Égypte : des archéologues découvrent la plus ancienne fabrique de bière au monde

Égypte : des archéologues découvrent la plus ancienne fabrique de bière au monde
Des archéologues ont peut-être découvert la plus vieille brasserie du monde en Egypte ©Ministère du Tourisme et des Antiquités

À Abydos, dans le sud de l'Égypte, une équipe d'archéologues a mis au jour les vestiges d'une brasserie datant de plus de 5000 ans. Il pourrait s'agir de la plus ancienne fabrique de bières connue à ce jour.

Après le fast-food de Pompéi, la brasserie égyptienne. Samedi 13 février, Mostafa Waziri, secrétaire général du Conseil suprême des Antiquités égyptiennes, a annoncé la découverte par une équipe d’archéologues américains et égyptiens d’une vaste fabrique de bière qui pourrait se révéler être la plus ancienne connue à ce jour. Le communiqué diffusé sur Facebook précise que les vestiges, mis au jour sur le site d’Abydos, remonteraient probablement au règne du roi Narmer (vers 3100 av. J.-C.), roi fondateur de la première dynastie qui a joué un rôle déterminant dans l’unification du pays. La production de cette brasserie était probablement destinée à alimenter des rituels funéraires royaux.

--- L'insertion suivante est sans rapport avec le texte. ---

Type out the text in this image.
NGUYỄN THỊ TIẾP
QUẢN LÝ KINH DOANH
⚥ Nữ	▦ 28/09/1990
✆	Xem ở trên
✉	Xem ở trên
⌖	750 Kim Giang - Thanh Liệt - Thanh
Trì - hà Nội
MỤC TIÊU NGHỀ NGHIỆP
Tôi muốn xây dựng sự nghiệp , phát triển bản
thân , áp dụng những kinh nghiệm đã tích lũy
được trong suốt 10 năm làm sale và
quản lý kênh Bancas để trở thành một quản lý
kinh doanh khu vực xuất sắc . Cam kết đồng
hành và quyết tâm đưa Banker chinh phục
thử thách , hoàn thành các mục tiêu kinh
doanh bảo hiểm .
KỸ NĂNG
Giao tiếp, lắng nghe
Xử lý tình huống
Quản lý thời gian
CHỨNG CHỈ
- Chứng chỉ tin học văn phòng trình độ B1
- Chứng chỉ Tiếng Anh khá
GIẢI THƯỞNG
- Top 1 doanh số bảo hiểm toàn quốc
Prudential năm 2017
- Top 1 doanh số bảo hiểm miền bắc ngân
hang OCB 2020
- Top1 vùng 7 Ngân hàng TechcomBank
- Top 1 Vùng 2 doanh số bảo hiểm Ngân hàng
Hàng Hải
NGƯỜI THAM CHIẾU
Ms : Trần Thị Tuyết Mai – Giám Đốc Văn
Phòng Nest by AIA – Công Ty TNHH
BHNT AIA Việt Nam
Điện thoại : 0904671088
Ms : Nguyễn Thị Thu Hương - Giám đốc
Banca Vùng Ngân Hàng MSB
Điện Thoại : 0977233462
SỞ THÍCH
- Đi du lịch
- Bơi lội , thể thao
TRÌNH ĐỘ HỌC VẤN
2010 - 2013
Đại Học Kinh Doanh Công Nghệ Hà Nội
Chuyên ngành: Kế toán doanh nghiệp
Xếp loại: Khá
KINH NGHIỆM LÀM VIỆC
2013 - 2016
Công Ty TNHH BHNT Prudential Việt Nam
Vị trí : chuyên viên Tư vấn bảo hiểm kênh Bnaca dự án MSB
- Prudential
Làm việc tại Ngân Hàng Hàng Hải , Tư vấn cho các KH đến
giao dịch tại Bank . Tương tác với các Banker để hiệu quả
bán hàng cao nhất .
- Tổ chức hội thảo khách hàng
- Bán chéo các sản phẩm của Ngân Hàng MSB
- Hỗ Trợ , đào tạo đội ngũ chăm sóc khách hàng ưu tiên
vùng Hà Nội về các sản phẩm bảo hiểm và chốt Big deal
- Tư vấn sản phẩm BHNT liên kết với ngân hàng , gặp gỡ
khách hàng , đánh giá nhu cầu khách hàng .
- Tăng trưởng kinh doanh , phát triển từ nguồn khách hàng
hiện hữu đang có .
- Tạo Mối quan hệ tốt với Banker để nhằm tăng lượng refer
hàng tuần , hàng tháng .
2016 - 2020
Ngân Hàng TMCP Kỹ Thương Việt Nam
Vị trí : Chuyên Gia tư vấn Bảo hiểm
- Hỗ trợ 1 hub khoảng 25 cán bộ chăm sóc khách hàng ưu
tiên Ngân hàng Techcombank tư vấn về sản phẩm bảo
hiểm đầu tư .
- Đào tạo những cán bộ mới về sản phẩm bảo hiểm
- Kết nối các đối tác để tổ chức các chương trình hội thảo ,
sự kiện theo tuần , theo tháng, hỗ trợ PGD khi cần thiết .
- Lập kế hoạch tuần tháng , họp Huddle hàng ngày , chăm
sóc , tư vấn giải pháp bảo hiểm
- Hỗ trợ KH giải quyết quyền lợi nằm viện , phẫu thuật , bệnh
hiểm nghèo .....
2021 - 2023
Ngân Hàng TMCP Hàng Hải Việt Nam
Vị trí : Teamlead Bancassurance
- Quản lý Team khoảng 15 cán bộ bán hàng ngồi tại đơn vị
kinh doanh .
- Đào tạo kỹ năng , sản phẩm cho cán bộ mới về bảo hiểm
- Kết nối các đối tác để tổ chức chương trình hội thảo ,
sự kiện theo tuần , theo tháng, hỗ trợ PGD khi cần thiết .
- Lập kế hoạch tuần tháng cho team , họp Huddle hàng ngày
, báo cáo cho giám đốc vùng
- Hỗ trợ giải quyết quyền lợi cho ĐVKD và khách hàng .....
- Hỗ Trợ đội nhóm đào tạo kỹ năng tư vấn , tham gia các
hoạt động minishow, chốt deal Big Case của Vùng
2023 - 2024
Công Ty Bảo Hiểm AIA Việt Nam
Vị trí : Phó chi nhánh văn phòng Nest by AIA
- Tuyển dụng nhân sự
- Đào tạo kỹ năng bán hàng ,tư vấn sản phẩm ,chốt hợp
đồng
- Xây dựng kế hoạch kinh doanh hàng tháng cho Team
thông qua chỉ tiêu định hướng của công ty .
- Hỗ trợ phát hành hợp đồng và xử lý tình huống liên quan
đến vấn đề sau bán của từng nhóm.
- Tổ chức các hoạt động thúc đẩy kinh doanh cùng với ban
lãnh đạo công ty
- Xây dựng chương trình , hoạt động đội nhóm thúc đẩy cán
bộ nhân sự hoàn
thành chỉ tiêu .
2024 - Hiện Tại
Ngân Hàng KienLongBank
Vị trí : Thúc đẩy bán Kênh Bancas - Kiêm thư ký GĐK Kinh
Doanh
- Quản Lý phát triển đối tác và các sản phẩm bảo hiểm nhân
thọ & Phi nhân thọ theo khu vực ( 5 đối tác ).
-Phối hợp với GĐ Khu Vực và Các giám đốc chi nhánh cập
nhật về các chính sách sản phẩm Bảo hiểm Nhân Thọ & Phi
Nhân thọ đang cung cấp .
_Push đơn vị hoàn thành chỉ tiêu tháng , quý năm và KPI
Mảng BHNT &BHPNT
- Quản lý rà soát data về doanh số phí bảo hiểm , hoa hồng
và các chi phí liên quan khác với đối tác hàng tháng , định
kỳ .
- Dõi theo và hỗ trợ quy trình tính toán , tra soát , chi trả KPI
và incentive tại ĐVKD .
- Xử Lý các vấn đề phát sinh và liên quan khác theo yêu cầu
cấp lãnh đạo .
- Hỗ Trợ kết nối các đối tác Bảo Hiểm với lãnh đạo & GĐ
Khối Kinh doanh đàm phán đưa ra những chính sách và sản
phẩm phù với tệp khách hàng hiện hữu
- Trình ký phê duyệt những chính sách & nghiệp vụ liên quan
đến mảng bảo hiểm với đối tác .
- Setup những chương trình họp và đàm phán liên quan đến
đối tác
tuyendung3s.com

Une production à grande échelle

Selon les premiers relevés effectués sur le site, la brasserie mise au jour serait d’une taille particulière importante. Elle regroupe, en effet, huit unités de production mesurant 20 m de long sur 2,5 m de large, et abritant chacune pas moins de 40 grands bassins en terre cuite, disposés sur deux rangées. C’est à l’intérieur de ces derniers que l’on faisait chauffer le mélange d’eau et de céréales (froment ou orge) qui servait à la fabrication de la fameuse boisson fermentée. Une fois tamisé et fermenté, le mélange pouvait être versé dans de grandes amphores de stockage ou de transport. La fabrique installée à Abydos assurait semble-t-il une production à grande échelle. Selon le chef de mission, le professeur Matthew Adams de l’Université de New York, 22 400 litres de bière à la fois pourraient avoir été produits en même temps.

Bière post-mortem

Un tel volume de production n’a rien d’étonnant étant donné que, dans l’Égypte ancienne, la bière, au même titre que le pain, est un élément central du régime alimentaire. Elle est, en effet, consommée de façon quasi quotidienne, aussi bien par les rois et les prêtres que par les ouvriers, sans distinction d’âge, de sexe ou de statut social. Elle remplit également, tout comme le vin ou l’hydromel, d’importantes fonctions sociales, politiques, économiques et religieuses, et pouvait même être utilisée à des fins thérapeutiques.
La bière compte de ce fait parmi les mets le plus souvent cités dans les formules d’offrandes funéraires qui, sous formes de représentations ou de hiéroglyphes placés dans la tombe, ravitaillent symboliquement le défunt dans l’au-delà. À cela s’ajoutaient les offrandes de nourritures faites par les vivants qui viennent déposer à l’endroit de la sépulture, sur une simple natte tressée ou sur une table en pierre, du pain et de la bière.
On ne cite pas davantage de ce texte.